Clearly $x \equiv 1, x \equiv – 1 \pmod{p^{\alpha}}$ are solutions. We'll show that there are no other solutions. Suppose that $x^2 \equiv 1 \pmod{p^{\alpha}}$. Then
$$
\begin{align}
x^2-1 \equiv 0 \pmod{p^{\alpha}} &\Longleftrightarrow (x+1)(x-1) \equiv 0 \pmod{p^{\alpha}} \\
&\Longrightarrow p^{\alpha} \mid (x+1)(x-1) \\
&\Longrightarrow p \mid (x+1)(x-1)
\end{align}
$$
By Euclid's Lemma, if a prime divides a product $ab$, then it must divide either $a$ or $b$. So $p \mid (x+1)$ or $p \mid (x-1)$. Suppose $p \mid x + 1$. Since $x +1$ and $x-1$ differ by a factor of $2$ and $p > 2$ ($p$ odd), it follows that $\gcd(p^{\alpha},x-1) = 1$. Thus $p^{\alpha} \mid x + 1 \Longrightarrow x \equiv -1 \pmod{p^{\alpha}}$. Similarly, if $p \mid (x-1)$, then $\gcd(p^{\alpha},x+1) = 1 \Longrightarrow p^{\alpha} \mid (x-1) \Longrightarrow x \equiv 1 \pmod{p^{\alpha}} \text{. } \Box$
Is my proof correct? Criticism appreciated.
Best Answer
IMHO there is something missing. Your last implication says, in effect, that if $p\mid x-1$ then $p^\alpha\mid x-1$, which is certainly not true.

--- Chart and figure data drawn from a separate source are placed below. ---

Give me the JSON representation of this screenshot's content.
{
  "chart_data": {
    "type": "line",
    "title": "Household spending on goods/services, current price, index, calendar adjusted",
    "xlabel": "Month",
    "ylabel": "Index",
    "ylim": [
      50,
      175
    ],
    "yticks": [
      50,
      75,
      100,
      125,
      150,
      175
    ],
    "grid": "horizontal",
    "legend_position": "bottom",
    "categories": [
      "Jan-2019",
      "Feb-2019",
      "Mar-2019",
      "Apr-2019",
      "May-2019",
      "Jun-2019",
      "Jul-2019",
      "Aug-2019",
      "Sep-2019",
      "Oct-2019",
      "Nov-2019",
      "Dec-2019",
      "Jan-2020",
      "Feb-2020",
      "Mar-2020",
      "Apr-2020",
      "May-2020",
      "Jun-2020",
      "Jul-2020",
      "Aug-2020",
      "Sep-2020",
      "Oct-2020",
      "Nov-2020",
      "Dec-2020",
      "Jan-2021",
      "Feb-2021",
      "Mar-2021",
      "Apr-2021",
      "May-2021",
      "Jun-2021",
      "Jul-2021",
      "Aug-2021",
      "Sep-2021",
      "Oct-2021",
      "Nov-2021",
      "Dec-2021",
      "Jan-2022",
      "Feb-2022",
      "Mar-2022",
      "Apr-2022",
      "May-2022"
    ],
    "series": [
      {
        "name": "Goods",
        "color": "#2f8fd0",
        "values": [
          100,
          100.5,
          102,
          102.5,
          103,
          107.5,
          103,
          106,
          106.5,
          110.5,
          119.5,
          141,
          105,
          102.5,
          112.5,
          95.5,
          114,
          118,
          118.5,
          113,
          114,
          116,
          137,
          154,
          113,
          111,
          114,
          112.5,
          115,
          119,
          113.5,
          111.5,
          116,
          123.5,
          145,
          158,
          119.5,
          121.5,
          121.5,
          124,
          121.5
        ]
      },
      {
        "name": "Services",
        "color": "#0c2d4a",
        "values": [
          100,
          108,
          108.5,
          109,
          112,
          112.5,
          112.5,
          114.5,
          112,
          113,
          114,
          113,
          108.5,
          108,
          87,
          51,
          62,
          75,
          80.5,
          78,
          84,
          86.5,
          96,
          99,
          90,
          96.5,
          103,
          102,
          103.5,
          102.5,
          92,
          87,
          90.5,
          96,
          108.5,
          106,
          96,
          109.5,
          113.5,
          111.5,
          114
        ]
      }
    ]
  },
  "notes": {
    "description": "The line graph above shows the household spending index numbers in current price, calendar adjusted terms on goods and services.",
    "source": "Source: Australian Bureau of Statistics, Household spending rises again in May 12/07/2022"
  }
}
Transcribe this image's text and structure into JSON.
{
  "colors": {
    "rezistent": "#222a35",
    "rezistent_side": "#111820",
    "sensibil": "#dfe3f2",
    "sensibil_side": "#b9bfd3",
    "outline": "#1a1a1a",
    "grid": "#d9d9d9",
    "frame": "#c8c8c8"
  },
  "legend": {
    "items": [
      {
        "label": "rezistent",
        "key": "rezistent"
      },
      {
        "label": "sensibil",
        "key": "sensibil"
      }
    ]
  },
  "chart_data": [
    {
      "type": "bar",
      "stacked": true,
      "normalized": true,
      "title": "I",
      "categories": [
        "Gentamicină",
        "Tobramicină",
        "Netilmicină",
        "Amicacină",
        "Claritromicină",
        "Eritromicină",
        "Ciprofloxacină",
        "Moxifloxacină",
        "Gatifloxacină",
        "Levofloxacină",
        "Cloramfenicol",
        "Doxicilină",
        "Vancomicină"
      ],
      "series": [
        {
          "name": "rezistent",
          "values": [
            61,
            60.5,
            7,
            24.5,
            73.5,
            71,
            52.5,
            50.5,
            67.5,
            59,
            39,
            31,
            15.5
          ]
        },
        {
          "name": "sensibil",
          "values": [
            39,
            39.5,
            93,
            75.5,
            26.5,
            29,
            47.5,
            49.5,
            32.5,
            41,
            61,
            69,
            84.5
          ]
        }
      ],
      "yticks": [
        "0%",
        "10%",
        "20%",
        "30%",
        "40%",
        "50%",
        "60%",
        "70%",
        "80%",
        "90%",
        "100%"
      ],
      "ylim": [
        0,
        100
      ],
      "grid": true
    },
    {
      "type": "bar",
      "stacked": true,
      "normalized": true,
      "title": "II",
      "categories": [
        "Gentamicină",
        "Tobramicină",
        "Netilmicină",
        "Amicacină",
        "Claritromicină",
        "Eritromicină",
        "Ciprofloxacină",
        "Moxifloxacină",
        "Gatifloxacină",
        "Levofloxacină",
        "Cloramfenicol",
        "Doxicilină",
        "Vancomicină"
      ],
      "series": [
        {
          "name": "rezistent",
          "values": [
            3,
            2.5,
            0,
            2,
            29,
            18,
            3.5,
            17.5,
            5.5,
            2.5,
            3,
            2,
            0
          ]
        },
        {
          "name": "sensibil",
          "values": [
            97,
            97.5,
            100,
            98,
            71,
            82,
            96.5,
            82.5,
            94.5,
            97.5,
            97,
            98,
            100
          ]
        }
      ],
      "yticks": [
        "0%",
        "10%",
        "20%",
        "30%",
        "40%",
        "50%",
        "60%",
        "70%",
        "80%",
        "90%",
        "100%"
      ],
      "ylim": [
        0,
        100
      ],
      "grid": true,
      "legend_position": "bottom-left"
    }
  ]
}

The point you need to make (earlier in the proof) is this: since $x+1$ and $x-1$ differ by $2$, they cannot both be multiples of $p$ (because $p$ is greater than $2$). Therefore, the $p^\alpha$ which is a factor of $(x-1)(x+1)$ must be entirely a factor of $x-1$, or entirely a factor of $x+1$.